I think all of the Canadian cars are 2012s? If so, look at the energy usage screen on the center console after you switch to gas. If it is showing 9.7-10.6 kWh used, then the car is working normally and your low mileage is a result of weather conditions, climate settings, and driving style. Are you using comfort? Is the temperature cold enough that you're seeing 'engine running due to temp?' How fast are you driving?

mike1
01-10-2012, 09:47 AM
This sounds perfectly normal for the Canadian winter. I have not got more than 35km range on my Volt when temps are below 0 celcius. Some days (like when it was -21 C outside) it has been as bad as 25km.

This is completely normal behaviour and is well documented in many online articles and in the owners manual.

Top_Speed1
01-10-2012, 09:56 AM
Comfort mode is the real kicker, and remember it takes in consideration your last drive(s) with comfort on so you may not get your numbers back up instantly if you found you were running comfort w blower.

My cold weather thinking:
G/F + Comfort = e-range in high 20's, low 30's (deal with it!)
Me alone no comfort, maybe heat on seat and short trips = high 30's
Warm weather we will be back up to 40's but that's what it is.

solar_dave
01-10-2012, 11:09 AM
I am pretty impressed with the range estimates. This AM I did a 34.62 mile round trip defined by a mapquest route, the estimate at the start was 44 miles. The estimate at the end was 8 miles. Pretty damn close, I certainly can't complain.

Matt979
01-10-2012, 11:18 PM
I have found out that having my wife drive my car lowers the range, I am trying to find the page in the manual that explains why this is. :)

Seriously before you have GM look at the car consider my wife. She just drive it like a regular car if its cold she put the temp at 77 and comfort no consideration for range, she gets 25-28 when its in the 40s. Then when I drive I use 69 and eco and get 33-36 at the same temp. The heat is a real killer of range, I have also noticed that the colder it its the more hit in range you get when driving above 50 mph. The other day I pre-heated used only seat heater to work and drove a little slower maxed out at 60 instead of 70 and then set temp to 68 and ECO back from work and even if it was in the high 30s, I then got 40 mile range.

scottf200
01-11-2012, 12:32 AM
I went from 29 to 41 in a day mainly based on CLIMATE control settings.
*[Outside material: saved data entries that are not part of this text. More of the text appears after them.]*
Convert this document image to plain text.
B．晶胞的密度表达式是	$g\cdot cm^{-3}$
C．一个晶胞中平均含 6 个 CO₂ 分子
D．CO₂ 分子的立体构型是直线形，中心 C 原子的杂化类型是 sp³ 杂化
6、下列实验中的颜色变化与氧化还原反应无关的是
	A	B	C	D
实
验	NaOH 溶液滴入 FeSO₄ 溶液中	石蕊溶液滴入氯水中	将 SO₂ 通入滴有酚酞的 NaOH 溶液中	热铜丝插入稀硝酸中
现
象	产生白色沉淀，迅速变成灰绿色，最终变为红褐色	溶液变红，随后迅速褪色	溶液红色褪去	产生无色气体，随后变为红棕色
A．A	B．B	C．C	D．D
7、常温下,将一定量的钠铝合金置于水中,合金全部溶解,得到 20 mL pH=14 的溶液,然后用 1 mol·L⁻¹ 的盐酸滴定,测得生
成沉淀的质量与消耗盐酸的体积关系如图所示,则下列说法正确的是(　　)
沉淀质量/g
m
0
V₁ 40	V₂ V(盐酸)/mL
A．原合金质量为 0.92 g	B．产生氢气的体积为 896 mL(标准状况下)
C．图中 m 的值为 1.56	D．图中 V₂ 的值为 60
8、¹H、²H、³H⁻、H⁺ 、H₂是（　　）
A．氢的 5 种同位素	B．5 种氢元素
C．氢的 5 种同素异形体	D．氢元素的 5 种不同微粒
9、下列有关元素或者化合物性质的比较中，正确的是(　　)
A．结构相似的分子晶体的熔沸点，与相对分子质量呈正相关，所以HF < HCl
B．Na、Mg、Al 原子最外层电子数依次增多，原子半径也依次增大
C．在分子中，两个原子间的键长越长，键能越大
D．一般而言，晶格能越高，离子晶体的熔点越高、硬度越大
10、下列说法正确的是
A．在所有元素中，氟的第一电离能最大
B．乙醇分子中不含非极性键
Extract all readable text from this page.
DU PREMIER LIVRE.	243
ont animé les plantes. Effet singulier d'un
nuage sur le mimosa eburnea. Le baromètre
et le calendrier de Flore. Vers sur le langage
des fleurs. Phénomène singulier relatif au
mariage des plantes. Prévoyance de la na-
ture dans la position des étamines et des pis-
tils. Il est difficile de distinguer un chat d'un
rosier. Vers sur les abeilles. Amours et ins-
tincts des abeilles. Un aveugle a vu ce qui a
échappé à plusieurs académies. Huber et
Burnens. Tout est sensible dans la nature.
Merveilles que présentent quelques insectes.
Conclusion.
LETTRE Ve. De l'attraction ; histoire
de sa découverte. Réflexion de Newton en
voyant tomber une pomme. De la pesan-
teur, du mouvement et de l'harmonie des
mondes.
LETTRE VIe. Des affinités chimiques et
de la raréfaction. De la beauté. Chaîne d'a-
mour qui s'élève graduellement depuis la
I was getting about 30 EV miles before my update. Estimate for the next several days after were like 37, 37, 34, 32, 31, 32. I actually got 29 actual miles a day or two ago.

Today I got 41 actual miles. I was using ECO this morning but went after work to play racquetball a ways away. On the way back I was still hot so I was using very limited climate controls. Pulled in home at over 41 miles driven and 1 mile left on the battery. It was 43F.